Vor der Kamera locker bleiben: 10 Profi-Tricks
Wer das erste Mal vor der Kamera steht, versteift sich. Das ist normal. Wir zeigen, was vor und während des Drehs wirklich hilft, dass aus angespannten Statements echte, authentische Aussagen werden.
Der Moment, in dem die Kamera ausgepackt wird und der Tonangler den Lavalier ansteckt, verändert Menschen. Schultern hoch, Stimme dünn, Augen fest auf einen Punkt gerichtet. Das ist biologisch und nicht persönlich gemeint. Auch erfahrene Geschäftsführer:innen, die sonst mühelos vor Hunderten von Leuten reden, werden ungelenk, sobald ein Kamerasensor auf sie zeigt.
Wir produzieren seit Jahren Filme mit echten Menschen aus Unternehmen, nicht mit Schauspielern.

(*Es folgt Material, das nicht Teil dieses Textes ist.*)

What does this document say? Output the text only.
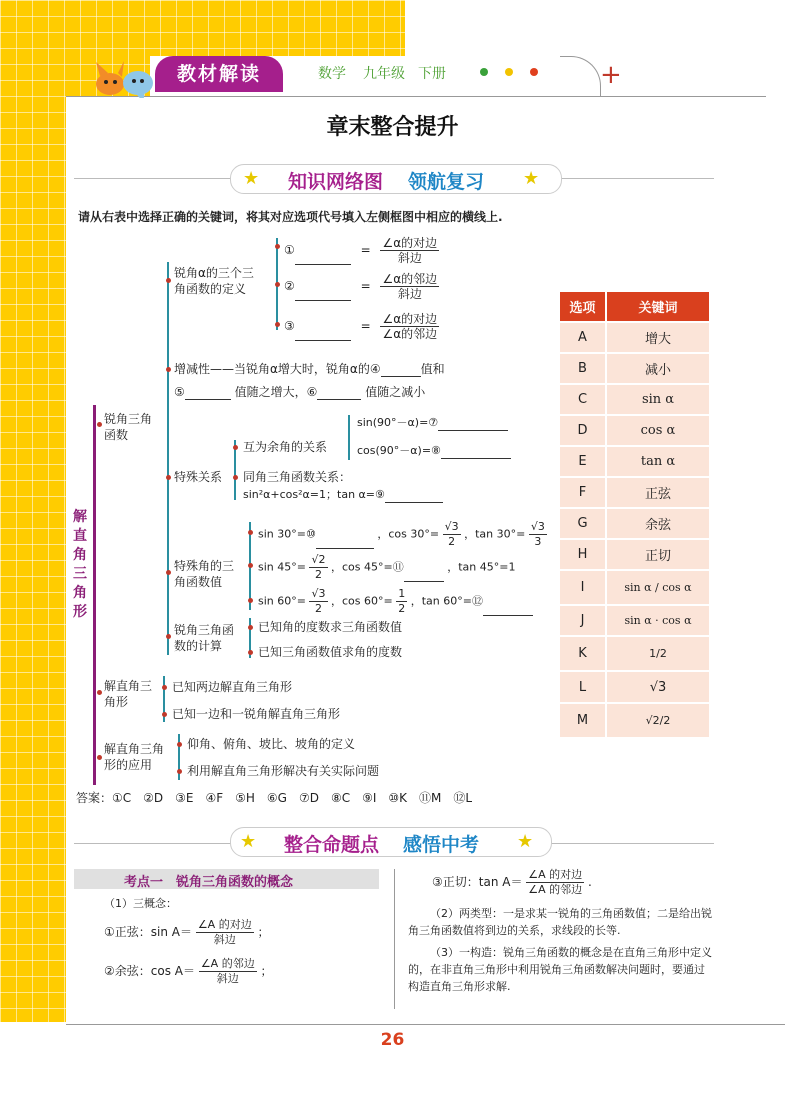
教材解读	数学 九年级 下册	+
章末整合提升
★	★
知识网络图 领航复习
请从右表中选择正确的关键词，将其对应选项代号填入左侧框图中相应的横线上.
解
直
角
三
角
形
锐角三角
函数
锐角α的三个三
角函数的定义
①	= $\frac{\text{∠α的对边}}{\text{斜边}}$
②	= $\frac{\text{∠α的邻边}}{\text{斜边}}$
③	= $\frac{\text{∠α的对边}}{\text{∠α的邻边}}$
增减性——当锐角α增大时，锐角α的④	值和
⑤	值随之增大，⑥	值随之减小
特殊关系
互为余角的关系
sin(90°－α)=⑦
cos(90°－α)=⑧
同角三角函数关系：
sin²α+cos²α=1；tan α=⑨
特殊角的三
角函数值
sin 30°=⑩	，$\cos 30^\circ= \frac{√3}{2}$ ，$\tan 30^\circ= \frac{√3}{3}$
$\sin 45^\circ= \frac{√2}{2}$ ，cos 45°=⑪	，tan 45°=1
$\sin 60^\circ= \frac{√3}{2}$ ，$\cos 60^\circ= \frac{1}{2}$ ，tan 60°=⑫
锐角三角函
数的计算
已知角的度数求三角函数值
已知三角函数值求角的度数
解直角三
角形
已知两边解直角三角形
已知一边和一锐角解直角三角形
解直角三角
形的应用
仰角、俯角、坡比、坡角的定义
利用解直角三角形解决有关实际问题
选项	关键词
A	增大
B	减小
C	sin α
D	cos α
E	tan α
F	正弦
G	余弦
H	正切
I	sin α / cos α
J	sin α · cos α
K	1/2
L	√3
M	√2/2
答案：①C　②D　③E　④F　⑤H　⑥G　⑦D　⑧C　⑨I　⑩K　⑪M　⑫L
★	★
整合命题点 感悟中考
考点一　锐角三角函数的概念
（1）三概念：
①正弦：$\sin A= \frac{\text{∠A 的对边}}{\text{斜边}}$ ；
②余弦：$\cos A= \frac{\text{∠A 的邻边}}{\text{斜边}}$ ；
③正切：$\tan A= \frac{\text{∠A 的对边}}{\text{∠A 的邻边}}$ .
（2）两类型：一是求某一锐角的三角函数值；二是给出锐角三角函数值将到边的关系，求线段的长等.
（3）一构造：锐角三角函数的概念是在直角三角形中定义的，在非直角三角形中利用锐角三角函数解决问题时，要通过构造直角三角形求解.
26
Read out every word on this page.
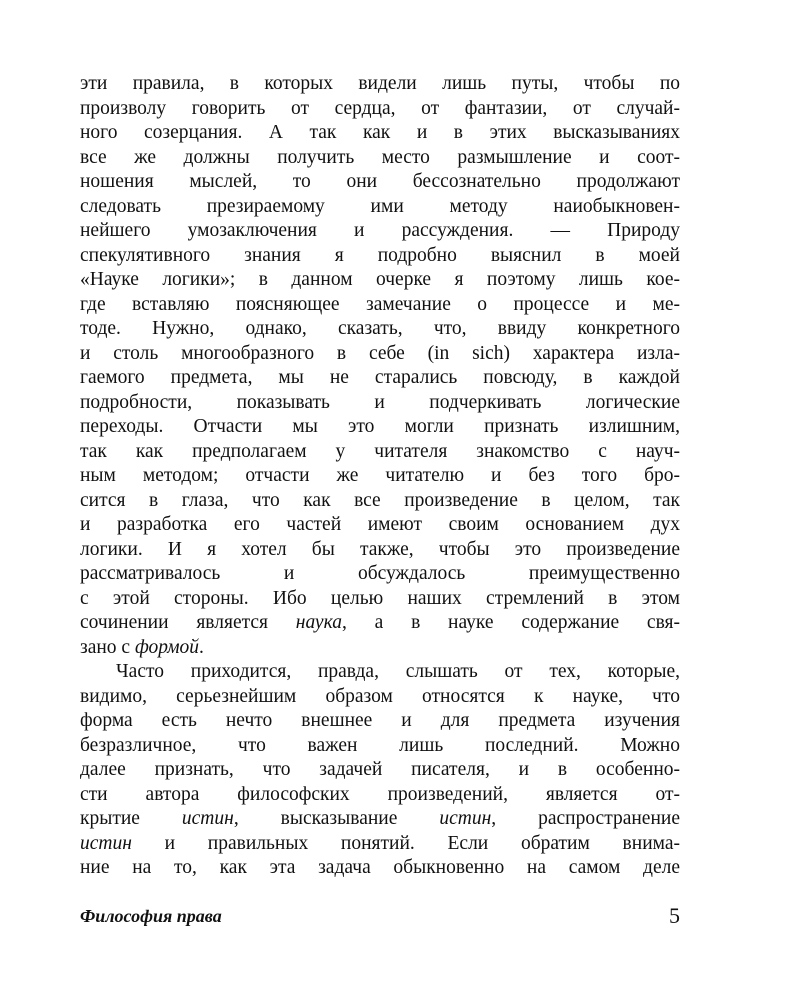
эти правила, в которых видели лишь путы, чтобы по
произволу говорить от сердца, от фантазии, от случай-
ного созерцания. А так как и в этих высказываниях
все же должны получить место размышление и соот-
ношения мыслей, то они бессознательно продолжают
следовать презираемому ими методу наиобыкновен-
нейшего умозаключения и рассуждения. — Природу
спекулятивного знания я подробно выяснил в моей
«Науке логики»; в данном очерке я поэтому лишь кое-
где вставляю поясняющее замечание о процессе и ме-
тоде. Нужно, однако, сказать, что, ввиду конкретного
и столь многообразного в себе (in sich) характера изла-
гаемого предмета, мы не старались повсюду, в каждой
подробности, показывать и подчеркивать логические
переходы. Отчасти мы это могли признать излишним,
так как предполагаем у читателя знакомство с науч-
ным методом; отчасти же читателю и без того бро-
сится в глаза, что как все произведение в целом, так
и разработка его частей имеют своим основанием дух
логики. И я хотел бы также, чтобы это произведение
рассматривалось и обсуждалось преимущественно
с этой стороны. Ибо целью наших стремлений в этом
сочинении является наука, а в науке содержание свя-
зано с формой.
Часто приходится, правда, слышать от тех, которые,
видимо, серьезнейшим образом относятся к науке, что
форма есть нечто внешнее и для предмета изучения
безразличное, что важен лишь последний. Можно
далее признать, что задачей писателя, и в особенно-
сти автора философских произведений, является от-
крытие истин, высказывание истин, распространение
истин и правильных понятий. Если обратим внима-
ние на то, как эта задача обыкновенно на самом деле
Философия права	5
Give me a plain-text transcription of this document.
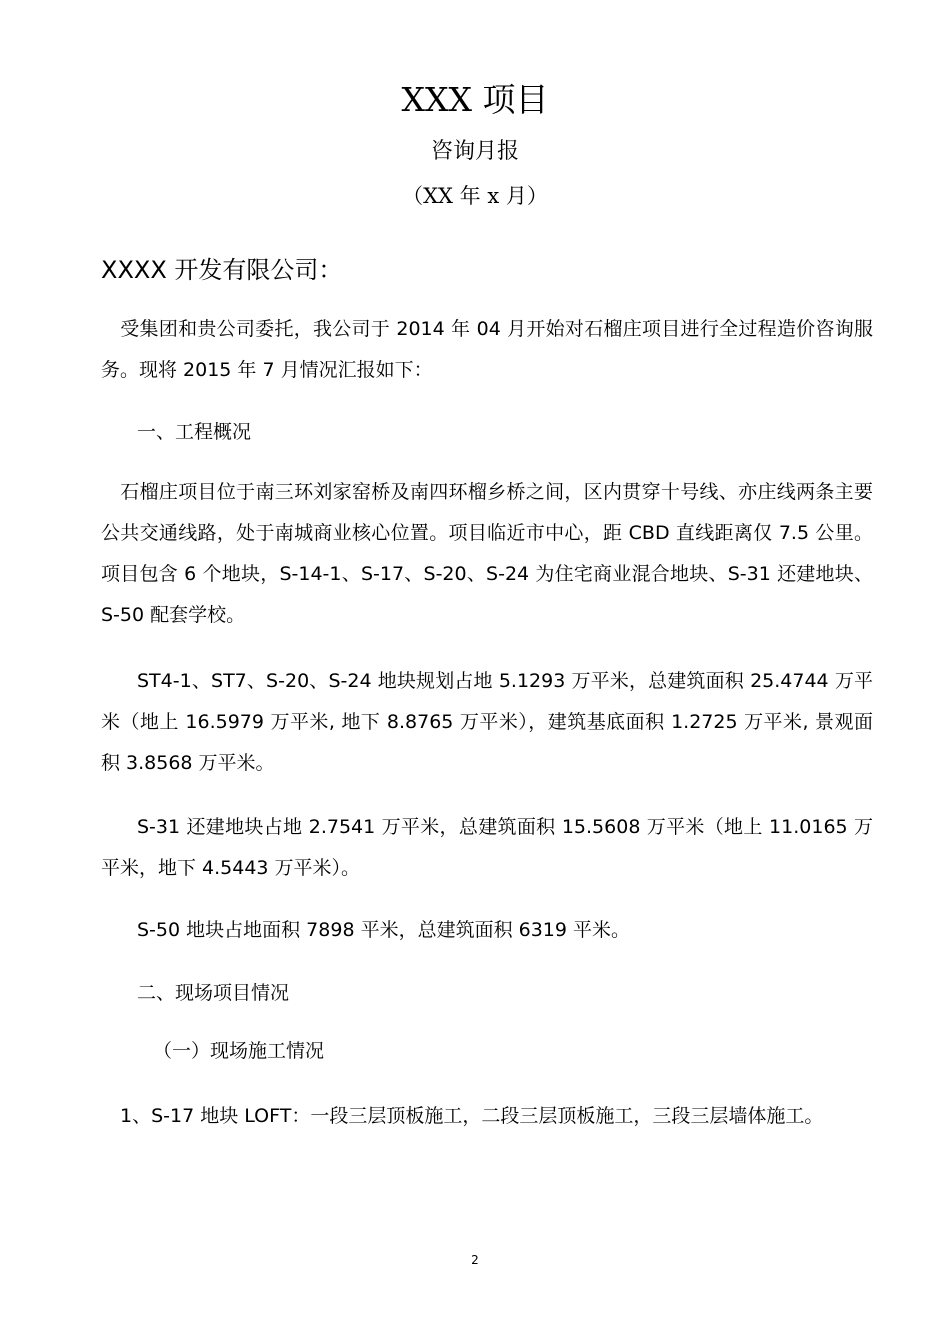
XXX 项目
咨询月报
（XX 年 x 月）
XXXX 开发有限公司：

　受集团和贵公司委托，我公司于 2014 年 04 月开始对石榴庄项目进行全过程造价咨询服务。现将 2015 年 7 月情况汇报如下：

一、工程概况

　石榴庄项目位于南三环刘家窑桥及南四环榴乡桥之间，区内贯穿十号线、亦庄线两条主要公共交通线路，处于南城商业核心位置。项目临近市中心，距 CBD 直线距离仅 7.5 公里。项目包含 6 个地块，S-14-1、S-17、S-20、S-24 为住宅商业混合地块、S-31 还建地块、S-50 配套学校。

ST4-1、ST7、S-20、S-24 地块规划占地 5.1293 万平米，总建筑面积 25.4744 万平米（地上 16.5979 万平米, 地下 8.8765 万平米），建筑基底面积 1.2725 万平米, 景观面积 3.8568 万平米。

S-31 还建地块占地 2.7541 万平米，总建筑面积 15.5608 万平米（地上 11.0165 万平米，地下 4.5443 万平米）。

S-50 地块占地面积 7898 平米，总建筑面积 6319 平米。

二、现场项目情况

（一）现场施工情况

　1、S-17 地块 LOFT：一段三层顶板施工，二段三层顶板施工，三段三层墙体施工。

2
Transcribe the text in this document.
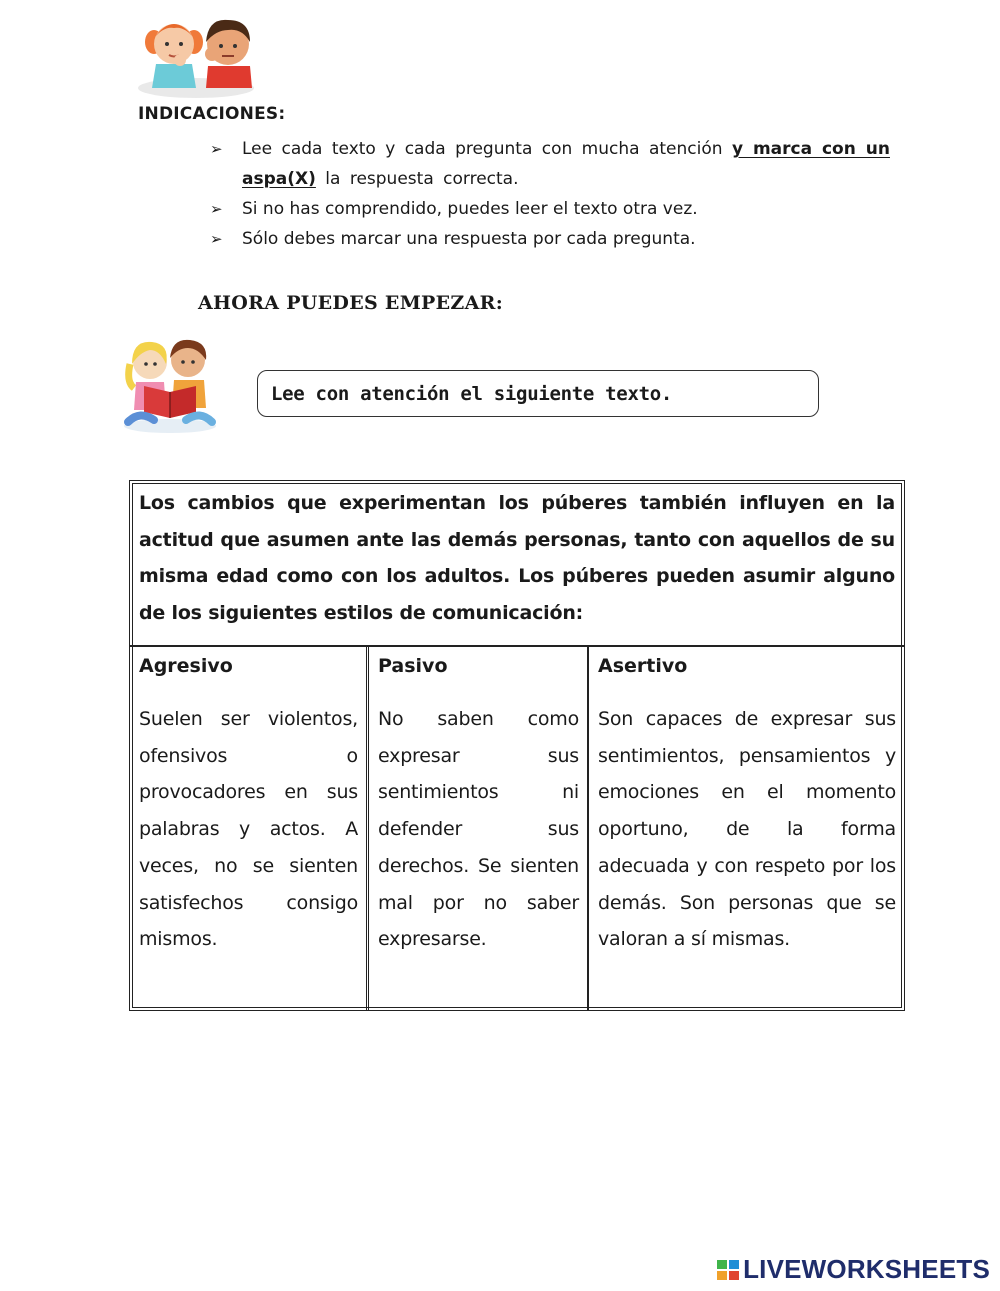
INDICACIONES:
➢ Lee cada texto y cada pregunta con mucha atención y marca con un
aspa(X) la respuesta correcta.
➢ Si no has comprendido, puedes leer el texto otra vez.
➢ Sólo debes marcar una respuesta por cada pregunta.
AHORA PUEDES EMPEZAR:
Lee con atención el siguiente texto.
Los cambios que experimentan los púberes también influyen en la actitud que asumen ante las demás personas, tanto con aquellos de su misma edad como con los adultos. Los púberes pueden asumir alguno de los siguientes estilos de comunicación:
Agresivo
Suelen ser violentos, ofensivos o provocadores en sus palabras y actos. A veces, no se sienten satisfechos consigo mismos.
Pasivo
No saben como expresar sus sentimientos ni defender sus derechos. Se sienten mal por no saber expresarse.
Asertivo
Son capaces de expresar sus sentimientos, pensamientos y emociones en el momento oportuno, de la forma adecuada y con respeto por los demás. Son personas que se valoran a sí mismas.
LIVEWORKSHEETS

Wir haben gelernt, was funktioniert. Hier sind die 10 wichtigsten Tricks, die wir bei jedem Dreh einsetzen, damit aus angespannten Protagonist:innen entspannte, authentische Stimmen werden.
Die 10 Tricks aus der Praxis
1. Niemals mit „Action” anfangen
Das Wort „Action” ist Gift. Sobald jemand hört, dass jetzt der eigentliche Take startet, versteift sich der Körper. Stattdessen anfangen, ohne es zu sagen. Kamera läuft schon. Die ersten zwei Minuten sind Aufwärm-Smalltalk, der nie genutzt wird.
Praxis-Trick: Schon während der Lavalier angesteckt wird, über Smalltalk-Themen sprechen. Die Person merkt nicht, dass die Kamera bereits Material aufnimmt. Erste echte Antworten kommen oft, wenn alle noch denken, „wir wärmen nur auf”.
2. Den ersten Take bewusst wegwerfen
Sagt eurem Protagonisten vorher: „Den ersten Take machen wir nur zum Reinkommen, den brauchen wir nicht.” Damit sinkt der Druck enorm. In den meisten Fällen ist genau dieser „erste Wegwerf-Take” am Ende der beste, weil keine Anspannung dabei war.
3. Niemals zur Kamera sprechen lassen, immer zu einem Menschen
Wer in eine schwarze Linse spricht, sieht angespannt aus. Wer zu einem Reporter spricht, der direkt neben der Kamera sitzt und Augenkontakt hält, wird natürlich. Diese Person muss zuhören, nicken, lachen, alle nicht-verbalen Signale geben, die ein echtes Gespräch ausmachen.
Praxis-Trick: Reporter sitzt auf einem niedrigen Hocker, Augenhöhe leicht unter der des Protagonisten. Das wirkt unterbewusst hierarchiebrechend und entspannt zusätzlich.
4. Patzer nicht korrigieren, einfach weiterlaufen lassen
Wenn jemand sagt „Stopp, ich fang nochmal an”, reflexiv antworten: „Nö, machen wir gleich nochmal zu Ende, läuft super.” Damit signalisiert ihr: Es muss nicht perfekt sein. Das senkt den Performance-Druck und macht den nächsten Take besser.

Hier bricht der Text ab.